In the winter of 2015, a plan began to form that provided a more robust support infrastructure to ITD's Data Center. Although the Data Center had its share of protections and provisions, the systems that fed into it — namely power and water — were aging, insufficient and poorly supervised. The Data Center was frequently exposed to downtime, and eliminating even one unscheduled Data Center crash was calculated at a savings of nearly $3.8 million by industry standards.

These calculations, from ETS Infrastructure Manager Pete Palacios, account for damage to mission critical data, impact of downtime on organizational productivity, damage to equipment, legal, regulatory repercussions, and lost confidence and trust amongst key stakeholders.

What began as a simple plan to "make it better" turned into a series of improvements that drastically improved the dependability of the infrastructure, and in turn, the Data Center. In a collaborative effort with the Building Services Team and Enterprise Technology Services, work was scheduled and implemented to provide the improvements needed with minimal impact to the user community.

According to Palacios, the series of improvements includes:

Alarm-point improvements – In an environment where minutes count, we wanted to place our alarm connections as near to the initial point of failure as possible. Setting an alarm on the cooling water supply rather than the room temperature provided notification 30-40 minutes before the system point of failure.

Real-time notification – Communication improvement was critical.
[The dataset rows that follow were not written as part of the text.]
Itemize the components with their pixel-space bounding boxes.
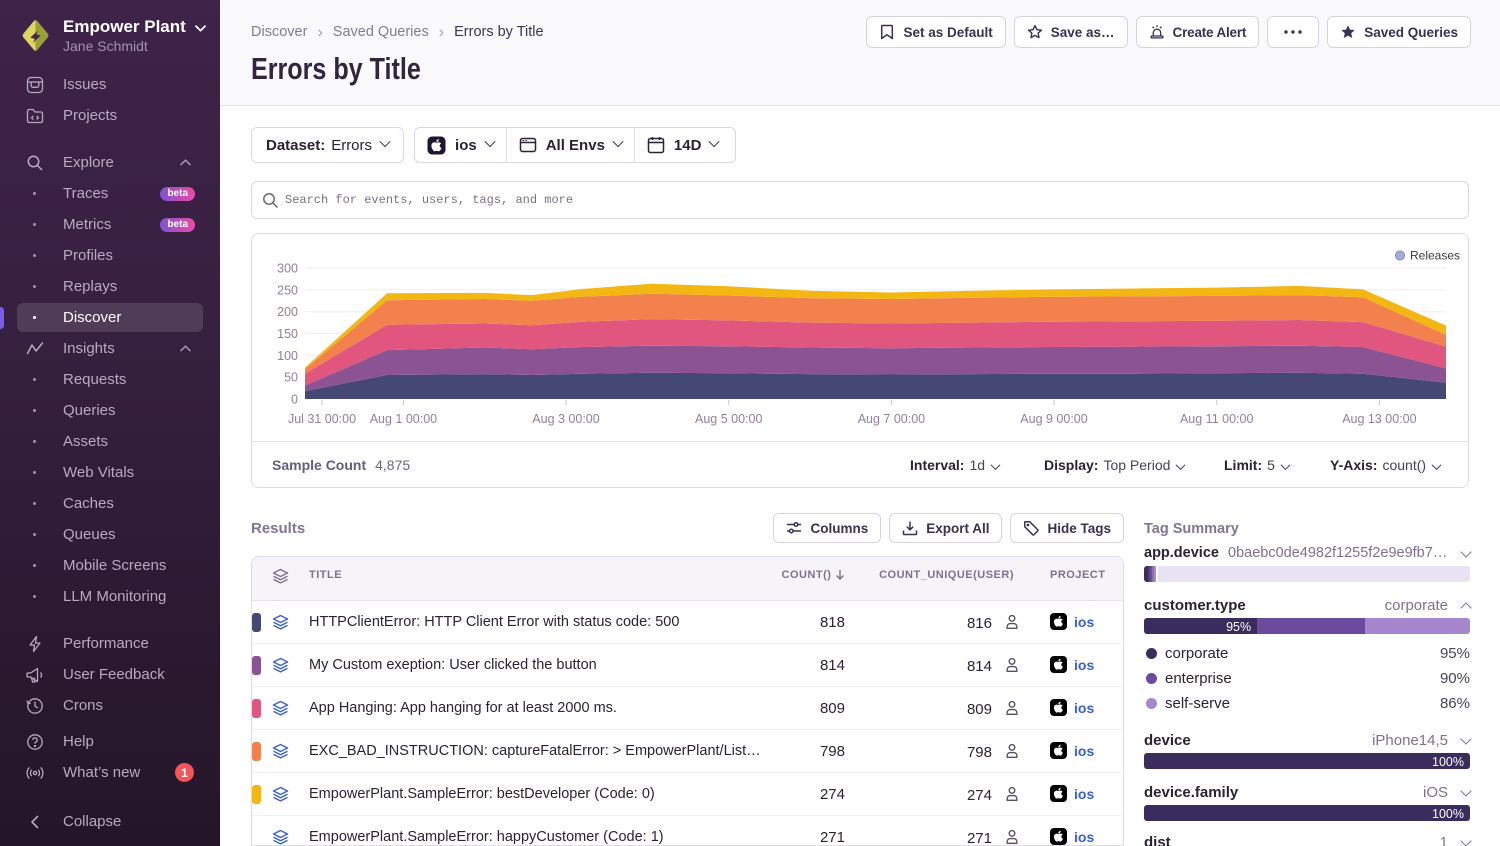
svg-text:50: 50 xyxy=(284,371,298,385)
svg-text:100: 100 xyxy=(277,349,298,363)
svg-text:200: 200 xyxy=(277,305,298,319)
svg-text:250: 250 xyxy=(277,283,298,297)
svg-text:300: 300 xyxy=(277,262,298,276)
svg-text:Jul 31 00:00: Jul 31 00:00 xyxy=(288,412,356,426)
svg-text:150: 150 xyxy=(277,327,298,341)
svg-text:Aug 5 00:00: Aug 5 00:00 xyxy=(695,412,762,426)
svg-text:Aug 11 00:00: Aug 11 00:00 xyxy=(1180,412,1253,426)
svg-text:Aug 3 00:00: Aug 3 00:00 xyxy=(532,412,599,426)
svg-text:Aug 13 00:00: Aug 13 00:00 xyxy=(1342,412,1416,426)
svg-text:Aug 9 00:00: Aug 9 00:00 xyxy=(1020,412,1087,426)
svg-text:Releases: Releases xyxy=(1410,249,1460,263)
svg-text:Aug 1 00:00: Aug 1 00:00 xyxy=(370,412,437,426)
svg-text:0: 0 xyxy=(291,393,298,407)
svg-text:Aug 7 00:00: Aug 7 00:00 xyxy=(858,412,925,426)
In the areas that we had pull communication (requires the end user to go get the information), we made efforts to upgrade or modify to push communications (system pushed notification to the end user via email, text or visual). In the critical areas that we needed to guarantee a response, we added an interactive communication system (system that requires a response from the end user). These improvements were accomplished mostly by simple system changes to the current Building Automation System (BAS) and the addition of an offsite monitoring service for critical alarm points.
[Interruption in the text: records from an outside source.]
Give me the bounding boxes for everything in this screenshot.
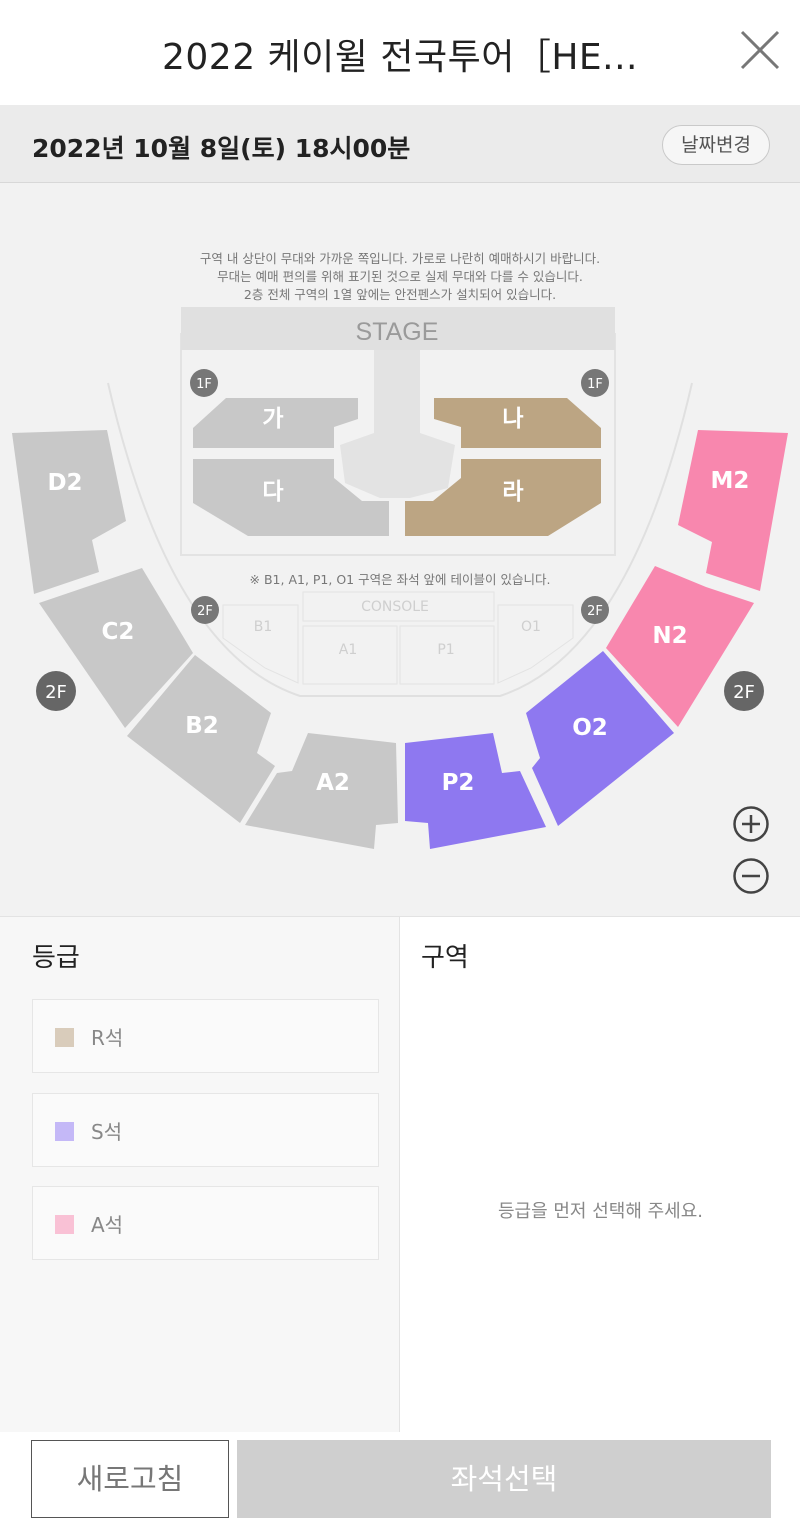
- section-a2-label: A2: [316, 770, 350, 796]
- section-ra-label: 라: [502, 479, 523, 505]
- section-n2-label: N2: [652, 623, 687, 649]
- section-m2-label: M2: [711, 468, 750, 494]
- grade-panel: 등급 R석 S석 A석: [0, 917, 400, 1433]
- section-d2-label: D2: [47, 470, 82, 496]
- zone-heading: 구역: [421, 943, 469, 973]
- section-a2[interactable]: A2: [245, 733, 398, 849]
- floor-badge-2f-inner-left: 2F: [191, 596, 219, 624]
- section-p1[interactable]: P1: [399, 625, 495, 685]
- section-b1[interactable]: B1: [222, 604, 299, 684]
- section-da-label: 다: [262, 479, 283, 505]
- date-bar: 2022년 10월 8일(토) 18시00분 날짜변경: [0, 105, 800, 183]
- grade-item-s[interactable]: S석: [32, 1093, 379, 1167]
- section-b2-label: B2: [185, 713, 219, 739]
- grade-label: S석: [91, 1120, 123, 1144]
- svg-text:2F: 2F: [587, 604, 603, 619]
- header: 2022 케이윌 전국투어［HE...: [0, 0, 800, 105]
- selection-panel: 등급 R석 S석 A석 구역 등급을 먼저 선택해 주세요.: [0, 916, 800, 1433]
- section-c2-label: C2: [102, 619, 135, 645]
- stage-label: STAGE: [356, 318, 439, 346]
- close-icon[interactable]: [738, 28, 782, 72]
- seat-map: STAGE 가 나 다 라 CONSOLE B1 A1 P1 O1 D2 C2 …: [0, 183, 800, 916]
- section-na-label: 나: [502, 406, 523, 432]
- svg-text:2F: 2F: [197, 604, 213, 619]
- svg-text:2F: 2F: [733, 682, 755, 703]
- section-p2[interactable]: P2: [405, 733, 546, 849]
- page-title: 2022 케이윌 전국투어［HE...: [162, 37, 638, 78]
- table-notice: ※ B1, A1, P1, O1 구역은 좌석 앞에 테이블이 있습니다.: [249, 572, 551, 587]
- grade-swatch: [55, 1122, 74, 1141]
- notice-line: 구역 내 상단이 무대와 가까운 쪽입니다. 가로로 나란히 예매하시기 바랍니…: [199, 251, 601, 266]
- floor-badge-2f-outer-right: 2F: [724, 671, 764, 711]
- section-a1-label: A1: [339, 642, 357, 658]
- grade-swatch: [55, 1028, 74, 1047]
- section-m2[interactable]: M2: [678, 430, 788, 591]
- section-o1-label: O1: [521, 619, 541, 635]
- section-ga[interactable]: 가: [193, 398, 358, 448]
- floor-badge-1f-left: 1F: [190, 369, 218, 397]
- svg-text:1F: 1F: [587, 377, 603, 392]
- svg-text:2F: 2F: [45, 682, 67, 703]
- floor-badge-2f-outer-left: 2F: [36, 671, 76, 711]
- grade-label: R석: [91, 1026, 124, 1050]
- svg-text:1F: 1F: [196, 377, 212, 392]
- stage-runway: [340, 350, 455, 498]
- floor-badge-2f-inner-right: 2F: [581, 596, 609, 624]
- select-seat-button[interactable]: 좌석선택: [237, 1440, 771, 1518]
- grade-item-a[interactable]: A석: [32, 1186, 379, 1260]
- section-p1-label: P1: [437, 642, 454, 658]
- section-p2-label: P2: [442, 770, 475, 796]
- grade-swatch: [55, 1215, 74, 1234]
- console-label: CONSOLE: [361, 599, 429, 615]
- zone-empty-message: 등급을 먼저 선택해 주세요.: [497, 1201, 704, 1222]
- floor-badge-1f-right: 1F: [581, 369, 609, 397]
- section-ga-label: 가: [262, 406, 283, 432]
- section-o1[interactable]: O1: [497, 604, 574, 684]
- minus-circle-icon[interactable]: [732, 857, 770, 895]
- section-o2-label: O2: [572, 715, 608, 741]
- plus-circle-icon[interactable]: [732, 805, 770, 843]
- grade-item-r[interactable]: R석: [32, 999, 379, 1073]
- section-b1-label: B1: [254, 619, 273, 635]
- notice-line: 무대는 예매 편의를 위해 표기된 것으로 실제 무대와 다를 수 있습니다.: [217, 269, 583, 284]
- zone-panel: 구역 등급을 먼저 선택해 주세요.: [401, 917, 800, 1433]
- grade-label: A석: [91, 1213, 124, 1237]
- refresh-button[interactable]: 새로고침: [31, 1440, 229, 1518]
- action-bar: 새로고침 좌석선택: [0, 1432, 800, 1524]
- grade-heading: 등급: [32, 943, 80, 973]
- section-na[interactable]: 나: [434, 398, 601, 448]
- change-date-button[interactable]: 날짜변경: [662, 125, 770, 165]
- seat-map-notice: 구역 내 상단이 무대와 가까운 쪽입니다. 가로로 나란히 예매하시기 바랍니…: [0, 250, 800, 304]
- performance-date: 2022년 10월 8일(토) 18시00분: [32, 134, 411, 163]
- notice-line: 2층 전체 구역의 1열 앞에는 안전펜스가 설치되어 있습니다.: [243, 287, 557, 302]
- section-a1[interactable]: A1: [302, 625, 398, 685]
Prevention and Recovery – We examined the support infrastructure through two lenses — prevention and recovery. For prevention, we asked "is it possible to eliminate or reduce the susceptibility to failure?" For recovery, in the areas that we have redundancy, "can we initiate the recovery process utilizing the BAS?"

Trend data – Finally, we don't know what we don't measure. Utilizing the systems currently in place, we have compiled trend data to measure the overall health of the system as a whole. City and generator power quality, water temperatures, humidity, periodic maintenance records, and recorded alarms measuring will provide critical information for the short-term and long-term health of the Data Center

Palacios said the process was initiated over 18 months ago.

"During the last 12 months, we experienced 10 independent events that historically would have placed us at a significantly elevated risk for a critical event," Palacios explained.

"In an industry driven by data, strengthening our access and bolstering our safeguards is just good business sense," he added.


Published 09-02-16